Trap 2: Offline eval as permanent substitute. The team has a strong offline eval suite. It's well-curated, regularly updated, and includes production traces. They use it as the sole validation method for every change. This works until a change affects something the offline eval doesn't measure: latency perception, session-level behavior, user trust, or the interaction between two changes that were evaluated independently. Offline evals are the wind tunnel. They're essential and insufficient. The road test still happens.
Any single failure invalidates the experiment.
A confident result from a broken experiment is worse than no experiment at all.Remember This
Three methods, three questions. Shadow deployment: can the system survive real traffic? Canary analysis: does it hold up as exposure increases? A/B experiment: did the change improve outcomes for users? These are a sequence -- offline, shadow, canary, A/B -- not a menu where you pick one.

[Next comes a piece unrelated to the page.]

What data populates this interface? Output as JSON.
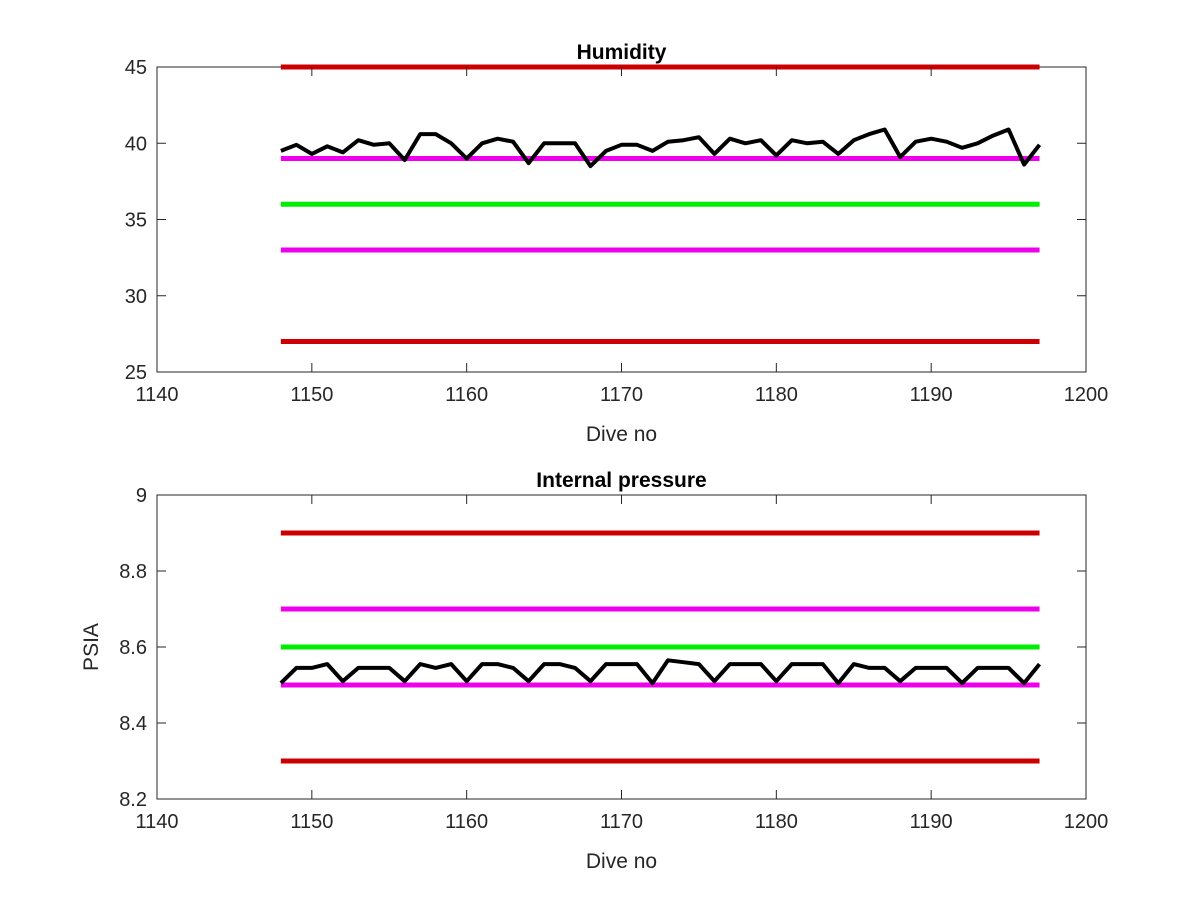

The randomization unit is the most important design decision in production experimentation. Get it wrong and the experiment is invalid before it starts. For B2B products, randomize by organization, not by user.
An experiment with a confident result and broken plumbing is worse than no experiment. Check the health indicators -- SRM, exposure balance, metric completeness -- before interpreting any result.
Offline evals are the wind tunnel. Production experiments are the road test. The wind tunnel is essential. The car still has to drive in the rain.